Recursion-tree method:

                 1. Count the height

          2.  Count the leaves.

          3. Total: level by level

The master method:

          The master method applies to recurrences of the form T(n) = aT(n/b) + f (n), where a ≥ 1, b > 1, and f is asymptotically positive.

          Method:Compare f (n) with n^log(b)a:

          case1:  f(n) = O(n^[log(b)a – ε]) for some constant ε > 0.
                      Explain: f(n) grows polynomially slower than n^log(b)a (by an n^ε factor).
                      Solution: T(n) = Θ(n^log(b)a) .

                      Ex: T(n)=4T(n/2)+n    ----------   a=4,b=2,f(n)=n.

                            n^log(b)a=n^2,  f(n)=n=O(n^2),   So the T(n)=Θ(n^2)

          case2:   f(n) = Θ(n^log(b)a*(lgn)^k) for some constant k ≥ 0.

                        Explain: f(n) and n^log(b)a grow at similar rates.

                        Solution: T(n) = Θ(n^log(b)a*(lgn)^(k+1)).

                        Ex: T(n)=4T(n/2)+n^2 ---------- a=4,b=2,f(n)=n^2.

                              n^log(b)a=n^2, f(n)=n^2=Θ(n^2*(lgn)^0), So the T(n)=Θ(n^2*lgn)

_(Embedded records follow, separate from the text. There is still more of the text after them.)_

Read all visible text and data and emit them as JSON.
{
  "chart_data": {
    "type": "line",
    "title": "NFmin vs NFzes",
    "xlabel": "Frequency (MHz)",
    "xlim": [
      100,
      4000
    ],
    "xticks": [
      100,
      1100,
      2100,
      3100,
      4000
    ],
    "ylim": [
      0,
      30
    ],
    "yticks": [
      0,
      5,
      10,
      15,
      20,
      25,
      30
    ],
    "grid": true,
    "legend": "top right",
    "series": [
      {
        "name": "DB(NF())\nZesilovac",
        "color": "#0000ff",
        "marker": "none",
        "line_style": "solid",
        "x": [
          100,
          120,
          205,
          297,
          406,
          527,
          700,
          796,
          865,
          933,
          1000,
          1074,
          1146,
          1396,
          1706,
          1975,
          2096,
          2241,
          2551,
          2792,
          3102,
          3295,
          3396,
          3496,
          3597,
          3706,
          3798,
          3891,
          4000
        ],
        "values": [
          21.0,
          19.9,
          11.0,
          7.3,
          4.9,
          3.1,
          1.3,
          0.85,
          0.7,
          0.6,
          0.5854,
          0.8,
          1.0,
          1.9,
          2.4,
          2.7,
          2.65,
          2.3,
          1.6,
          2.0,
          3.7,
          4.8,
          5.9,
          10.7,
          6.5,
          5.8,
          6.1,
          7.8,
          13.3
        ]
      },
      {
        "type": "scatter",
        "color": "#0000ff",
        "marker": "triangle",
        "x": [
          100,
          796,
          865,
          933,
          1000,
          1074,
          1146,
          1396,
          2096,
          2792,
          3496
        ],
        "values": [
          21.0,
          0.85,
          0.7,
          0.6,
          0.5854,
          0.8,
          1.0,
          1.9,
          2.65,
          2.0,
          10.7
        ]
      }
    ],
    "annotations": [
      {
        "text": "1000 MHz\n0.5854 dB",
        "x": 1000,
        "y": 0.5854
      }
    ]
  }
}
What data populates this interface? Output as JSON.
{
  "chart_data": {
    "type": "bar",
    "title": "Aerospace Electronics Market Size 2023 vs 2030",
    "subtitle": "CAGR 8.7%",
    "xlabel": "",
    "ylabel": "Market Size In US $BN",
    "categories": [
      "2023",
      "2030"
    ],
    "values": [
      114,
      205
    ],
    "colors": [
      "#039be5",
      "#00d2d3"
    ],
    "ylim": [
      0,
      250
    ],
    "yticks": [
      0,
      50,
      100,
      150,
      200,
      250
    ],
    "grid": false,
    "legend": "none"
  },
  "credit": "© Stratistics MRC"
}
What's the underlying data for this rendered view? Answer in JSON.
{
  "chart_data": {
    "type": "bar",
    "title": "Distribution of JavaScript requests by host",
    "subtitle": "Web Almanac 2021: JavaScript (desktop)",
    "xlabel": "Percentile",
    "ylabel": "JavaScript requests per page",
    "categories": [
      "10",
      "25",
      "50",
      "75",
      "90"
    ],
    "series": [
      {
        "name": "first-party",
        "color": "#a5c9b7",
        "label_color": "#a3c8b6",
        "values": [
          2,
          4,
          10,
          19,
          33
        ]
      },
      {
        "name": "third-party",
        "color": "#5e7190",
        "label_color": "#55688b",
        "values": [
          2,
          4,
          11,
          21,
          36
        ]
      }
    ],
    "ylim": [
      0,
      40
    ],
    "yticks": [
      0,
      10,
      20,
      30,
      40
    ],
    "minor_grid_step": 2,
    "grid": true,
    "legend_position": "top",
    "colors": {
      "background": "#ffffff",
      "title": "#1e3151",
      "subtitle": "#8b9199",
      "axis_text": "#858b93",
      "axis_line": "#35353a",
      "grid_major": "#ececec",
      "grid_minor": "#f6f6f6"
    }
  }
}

           case3:  f(n) = Ω(n^[log(b)a + ε]) for some constant ε > 0.

                        and f(n) satisfies the regularity condition that af(n/b) ≤ cf(n) for some constant c < 1.

                        (Under this condition, it can make sure that the  consts decrease geometrically, Dominate: f(n))

                        Explain: f(n) grows polynomially faster than nlogba (by an n^ε factor),

                                        Solution: T(n) = Θ(f (n)) .

                        Ex:  T(n)=4T(n/2)+n^3 ---------- a=4,b=2,f(n)=n^3.

                               n^log(b)a=n^2, f(n)=n^3=Ω(n^2), So the T(n)=Θ(n^3)